When the "Brexit" debate was still filling our newspapers and our television screens, readers may remember why I had changed my mind since voting to leave at the referendum vote.

Apart from the economic arguments, which had become crystal clear after peeling away all the lies and misrepresentations trotted out by Bozo Boris and his "Get Brexit Done" conspirators, there was always the problem of the border between Northern Ireland and the Republic of Ireland. Would it be possible to have a border between the European Union and the United Kingdom where people, goods and services could pass freely between the two nations without customs restrictions, tariffs, duties and all the other formalities? Would it be possible to have one part of the United Kingdom treated differently from other parts of the United Kingdom, particularly when Scotland for example had voted overwhelmingly to remain part of the EU (62% remain) and Northern Ireland itself had voted to remain with a 56% vote?
Clearly, there had to be a "hard border" somewhere between the EU and the UK either on the island of Ireland or down the North Sea if the hard-line Brexit lobby were to be satisfied. Therein lies the problem.
Any hard border on the island of Ireland, would immediately generate hostility due to the necessity for border control points, barriers and watchtowers which had been removed with the "Good Friday Agreement" of 1998  as part of the Northern Ireland Peace Process. On the other hand, a border down the North Sea would create a "Two Tier" United Kingdom with Scotland, Wales and England having no access to the benefits available to Northern Ireland through their remaining to all intents and purposes as part of the EU.  
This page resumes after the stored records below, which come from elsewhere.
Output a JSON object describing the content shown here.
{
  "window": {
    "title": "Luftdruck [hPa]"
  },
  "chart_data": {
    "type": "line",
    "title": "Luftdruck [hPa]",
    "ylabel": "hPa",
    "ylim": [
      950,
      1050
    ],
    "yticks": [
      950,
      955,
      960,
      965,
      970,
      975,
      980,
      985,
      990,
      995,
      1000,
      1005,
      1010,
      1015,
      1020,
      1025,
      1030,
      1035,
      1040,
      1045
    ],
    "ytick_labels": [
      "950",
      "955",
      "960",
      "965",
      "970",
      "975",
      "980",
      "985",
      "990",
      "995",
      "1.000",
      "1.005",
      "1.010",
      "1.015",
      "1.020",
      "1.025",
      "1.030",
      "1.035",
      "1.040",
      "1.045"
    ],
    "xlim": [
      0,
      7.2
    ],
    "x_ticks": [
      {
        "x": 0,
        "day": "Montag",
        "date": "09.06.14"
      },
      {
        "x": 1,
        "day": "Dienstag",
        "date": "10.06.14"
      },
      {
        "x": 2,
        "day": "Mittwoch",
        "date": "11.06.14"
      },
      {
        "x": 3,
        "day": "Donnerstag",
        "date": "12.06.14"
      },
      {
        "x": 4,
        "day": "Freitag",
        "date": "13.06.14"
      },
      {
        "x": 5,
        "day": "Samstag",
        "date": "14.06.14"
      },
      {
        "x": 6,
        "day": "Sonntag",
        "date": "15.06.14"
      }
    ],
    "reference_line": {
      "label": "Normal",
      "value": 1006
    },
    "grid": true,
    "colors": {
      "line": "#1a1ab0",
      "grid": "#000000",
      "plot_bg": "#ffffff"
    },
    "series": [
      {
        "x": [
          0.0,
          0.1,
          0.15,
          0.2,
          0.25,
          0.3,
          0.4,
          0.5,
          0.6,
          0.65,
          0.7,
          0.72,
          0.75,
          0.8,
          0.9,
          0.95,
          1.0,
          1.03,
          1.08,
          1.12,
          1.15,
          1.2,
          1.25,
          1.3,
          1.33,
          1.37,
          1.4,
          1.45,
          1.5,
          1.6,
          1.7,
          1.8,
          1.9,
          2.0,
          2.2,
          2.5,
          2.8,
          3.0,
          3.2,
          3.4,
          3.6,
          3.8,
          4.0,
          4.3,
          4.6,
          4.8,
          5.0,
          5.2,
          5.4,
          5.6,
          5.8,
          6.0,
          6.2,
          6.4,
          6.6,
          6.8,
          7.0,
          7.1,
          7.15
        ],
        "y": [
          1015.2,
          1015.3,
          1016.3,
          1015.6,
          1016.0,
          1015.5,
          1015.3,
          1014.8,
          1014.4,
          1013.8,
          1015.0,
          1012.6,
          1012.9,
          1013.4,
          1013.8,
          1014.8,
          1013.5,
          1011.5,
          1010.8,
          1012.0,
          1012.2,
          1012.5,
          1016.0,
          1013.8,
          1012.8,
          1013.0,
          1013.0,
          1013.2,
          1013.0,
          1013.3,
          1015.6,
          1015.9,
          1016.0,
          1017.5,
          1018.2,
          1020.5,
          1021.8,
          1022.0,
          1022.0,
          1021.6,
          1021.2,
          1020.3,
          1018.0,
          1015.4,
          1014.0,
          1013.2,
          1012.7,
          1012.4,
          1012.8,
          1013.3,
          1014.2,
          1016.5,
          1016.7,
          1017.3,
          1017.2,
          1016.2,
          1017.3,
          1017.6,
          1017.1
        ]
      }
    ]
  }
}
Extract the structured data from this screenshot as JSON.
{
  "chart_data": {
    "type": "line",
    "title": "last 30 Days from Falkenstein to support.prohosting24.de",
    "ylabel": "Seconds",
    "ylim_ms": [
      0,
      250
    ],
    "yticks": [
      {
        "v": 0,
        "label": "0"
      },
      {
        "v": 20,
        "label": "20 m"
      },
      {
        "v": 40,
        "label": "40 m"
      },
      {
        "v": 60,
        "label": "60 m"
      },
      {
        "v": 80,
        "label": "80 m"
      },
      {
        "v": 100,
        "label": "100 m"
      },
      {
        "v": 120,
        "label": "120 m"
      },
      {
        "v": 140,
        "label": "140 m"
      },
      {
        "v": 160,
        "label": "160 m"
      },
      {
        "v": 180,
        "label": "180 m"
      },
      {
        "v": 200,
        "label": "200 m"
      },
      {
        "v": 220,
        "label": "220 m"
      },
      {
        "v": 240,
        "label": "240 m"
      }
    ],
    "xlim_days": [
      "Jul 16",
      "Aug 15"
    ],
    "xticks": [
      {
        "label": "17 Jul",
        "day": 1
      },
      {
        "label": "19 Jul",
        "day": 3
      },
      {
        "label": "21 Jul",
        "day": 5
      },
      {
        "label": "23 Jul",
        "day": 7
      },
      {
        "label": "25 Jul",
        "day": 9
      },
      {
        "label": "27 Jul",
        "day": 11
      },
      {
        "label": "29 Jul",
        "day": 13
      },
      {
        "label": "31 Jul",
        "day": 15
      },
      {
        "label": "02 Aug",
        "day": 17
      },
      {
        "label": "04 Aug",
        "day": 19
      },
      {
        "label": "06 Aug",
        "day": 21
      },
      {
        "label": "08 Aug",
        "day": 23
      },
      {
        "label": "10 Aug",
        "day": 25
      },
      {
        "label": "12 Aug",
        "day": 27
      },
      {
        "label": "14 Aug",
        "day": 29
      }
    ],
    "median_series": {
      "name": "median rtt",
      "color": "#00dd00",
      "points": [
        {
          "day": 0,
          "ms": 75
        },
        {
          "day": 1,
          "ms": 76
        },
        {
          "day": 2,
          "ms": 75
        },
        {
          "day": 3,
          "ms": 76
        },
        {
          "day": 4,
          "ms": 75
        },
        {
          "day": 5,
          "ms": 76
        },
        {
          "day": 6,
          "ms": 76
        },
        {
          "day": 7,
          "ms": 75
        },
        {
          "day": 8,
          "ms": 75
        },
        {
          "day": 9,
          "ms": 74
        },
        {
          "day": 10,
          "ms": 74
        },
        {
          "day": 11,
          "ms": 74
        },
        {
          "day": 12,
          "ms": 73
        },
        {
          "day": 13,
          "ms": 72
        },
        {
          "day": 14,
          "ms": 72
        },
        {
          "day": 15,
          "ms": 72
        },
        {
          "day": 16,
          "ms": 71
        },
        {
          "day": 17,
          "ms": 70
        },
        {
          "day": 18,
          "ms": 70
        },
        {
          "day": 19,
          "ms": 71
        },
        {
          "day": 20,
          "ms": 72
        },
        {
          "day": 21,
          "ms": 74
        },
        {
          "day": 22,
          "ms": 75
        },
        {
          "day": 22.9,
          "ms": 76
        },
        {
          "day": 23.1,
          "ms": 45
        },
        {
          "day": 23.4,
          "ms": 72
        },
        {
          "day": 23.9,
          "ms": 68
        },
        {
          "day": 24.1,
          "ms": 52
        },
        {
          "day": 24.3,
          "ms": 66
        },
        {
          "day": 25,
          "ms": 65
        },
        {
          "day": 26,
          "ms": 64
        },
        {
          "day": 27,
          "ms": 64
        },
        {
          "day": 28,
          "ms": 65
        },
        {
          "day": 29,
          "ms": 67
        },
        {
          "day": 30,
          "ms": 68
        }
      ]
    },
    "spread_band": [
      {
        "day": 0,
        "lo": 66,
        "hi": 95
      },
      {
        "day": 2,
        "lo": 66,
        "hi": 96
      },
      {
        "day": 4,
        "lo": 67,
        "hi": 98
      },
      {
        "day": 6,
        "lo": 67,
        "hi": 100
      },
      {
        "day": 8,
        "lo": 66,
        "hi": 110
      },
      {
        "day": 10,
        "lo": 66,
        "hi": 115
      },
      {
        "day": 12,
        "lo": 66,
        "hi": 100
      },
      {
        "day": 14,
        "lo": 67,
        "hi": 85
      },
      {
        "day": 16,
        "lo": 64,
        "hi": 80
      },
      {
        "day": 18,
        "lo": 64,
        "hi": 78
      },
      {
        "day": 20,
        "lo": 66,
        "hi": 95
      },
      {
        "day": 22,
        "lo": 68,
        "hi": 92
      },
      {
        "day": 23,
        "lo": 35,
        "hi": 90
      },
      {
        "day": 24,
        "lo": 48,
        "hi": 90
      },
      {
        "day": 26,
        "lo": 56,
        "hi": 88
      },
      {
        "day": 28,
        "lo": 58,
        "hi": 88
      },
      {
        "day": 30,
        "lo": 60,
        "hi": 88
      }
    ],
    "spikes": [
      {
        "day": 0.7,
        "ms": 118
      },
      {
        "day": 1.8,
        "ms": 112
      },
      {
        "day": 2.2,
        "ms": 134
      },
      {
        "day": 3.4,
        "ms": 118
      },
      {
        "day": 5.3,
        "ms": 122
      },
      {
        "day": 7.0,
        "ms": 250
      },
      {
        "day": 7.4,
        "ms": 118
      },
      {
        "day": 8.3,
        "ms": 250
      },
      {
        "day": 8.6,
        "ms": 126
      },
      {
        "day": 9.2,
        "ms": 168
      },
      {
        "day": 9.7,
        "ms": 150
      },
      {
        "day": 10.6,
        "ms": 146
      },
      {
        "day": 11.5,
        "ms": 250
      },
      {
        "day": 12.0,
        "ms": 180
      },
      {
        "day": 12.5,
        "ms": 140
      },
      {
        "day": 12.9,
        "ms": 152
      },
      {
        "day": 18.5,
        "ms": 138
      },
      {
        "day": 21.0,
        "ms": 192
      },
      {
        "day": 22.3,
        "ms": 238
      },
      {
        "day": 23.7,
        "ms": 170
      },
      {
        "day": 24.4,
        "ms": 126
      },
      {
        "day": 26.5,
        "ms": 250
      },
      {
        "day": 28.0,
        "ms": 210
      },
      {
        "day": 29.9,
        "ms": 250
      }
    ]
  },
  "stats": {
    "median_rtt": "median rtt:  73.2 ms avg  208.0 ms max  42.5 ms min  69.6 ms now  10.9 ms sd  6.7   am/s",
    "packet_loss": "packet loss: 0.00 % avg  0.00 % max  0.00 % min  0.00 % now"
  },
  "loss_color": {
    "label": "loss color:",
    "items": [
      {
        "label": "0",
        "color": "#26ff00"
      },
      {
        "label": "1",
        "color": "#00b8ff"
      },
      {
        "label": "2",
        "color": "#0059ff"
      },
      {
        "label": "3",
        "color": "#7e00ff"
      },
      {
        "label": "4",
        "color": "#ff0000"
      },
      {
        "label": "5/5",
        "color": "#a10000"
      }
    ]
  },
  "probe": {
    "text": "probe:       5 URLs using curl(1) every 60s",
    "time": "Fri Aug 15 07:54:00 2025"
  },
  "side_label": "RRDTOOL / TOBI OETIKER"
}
The "troubles" over recent nights have predominately been in the "loyalist" areas of Belfast, Derry, Newtownabbey, and Carrickfergus and are being attributed to "a small group of disaffected criminal elements". This however does not recognise that tensions have grown in "loyalist" communities, over post-Brexit trading arrangements, which it is claimed have created barriers between Northern Ireland and the rest of the UK.
The trading arrangements resulting from Brexit, between Northern Ireland, The European Union and mainland United Kingdom have always been problematic with the historic cross border movements of goods and services between Ireland and Ulster. The cobbled together "Northern Ireland Protocol" satisfies none and has created more problems than it solved by, in effect, creating a border in the North Sea and a myriad of rules, forms, documents and administration to manage it. The Brexit negotiators in the form of Bozo Johnson and Ursula von der Leyen came away from their "discussions" with smug self-satisfied smirks on their faces telling the world that all was well and that they had fixed it. Only a few months later, the British government announced that they were unilaterally changing the Agreement and across the Chanel the EU announced that they were taking Britain to court over the issue. Complete and utter shambles which as usual satisfied the politicians, in the short term at least, but did nothing to resolve the underlying problem.  
There will never be a resolution to this Brexit problem, nor will there ever be a sustainable peace in Northern Ireland until politicians and people realise and accept that the partition of Ireland in 1921, was a fundamental error which has been compounded over the years (and is rooted in the past 300 years) and should be now be abandoned.

There must be a reunification of Ireland, with a nation governed by the Irish people. Should this not take place then people, on both sides of the Irish Sea for generations to come, will be tormented by the consequences.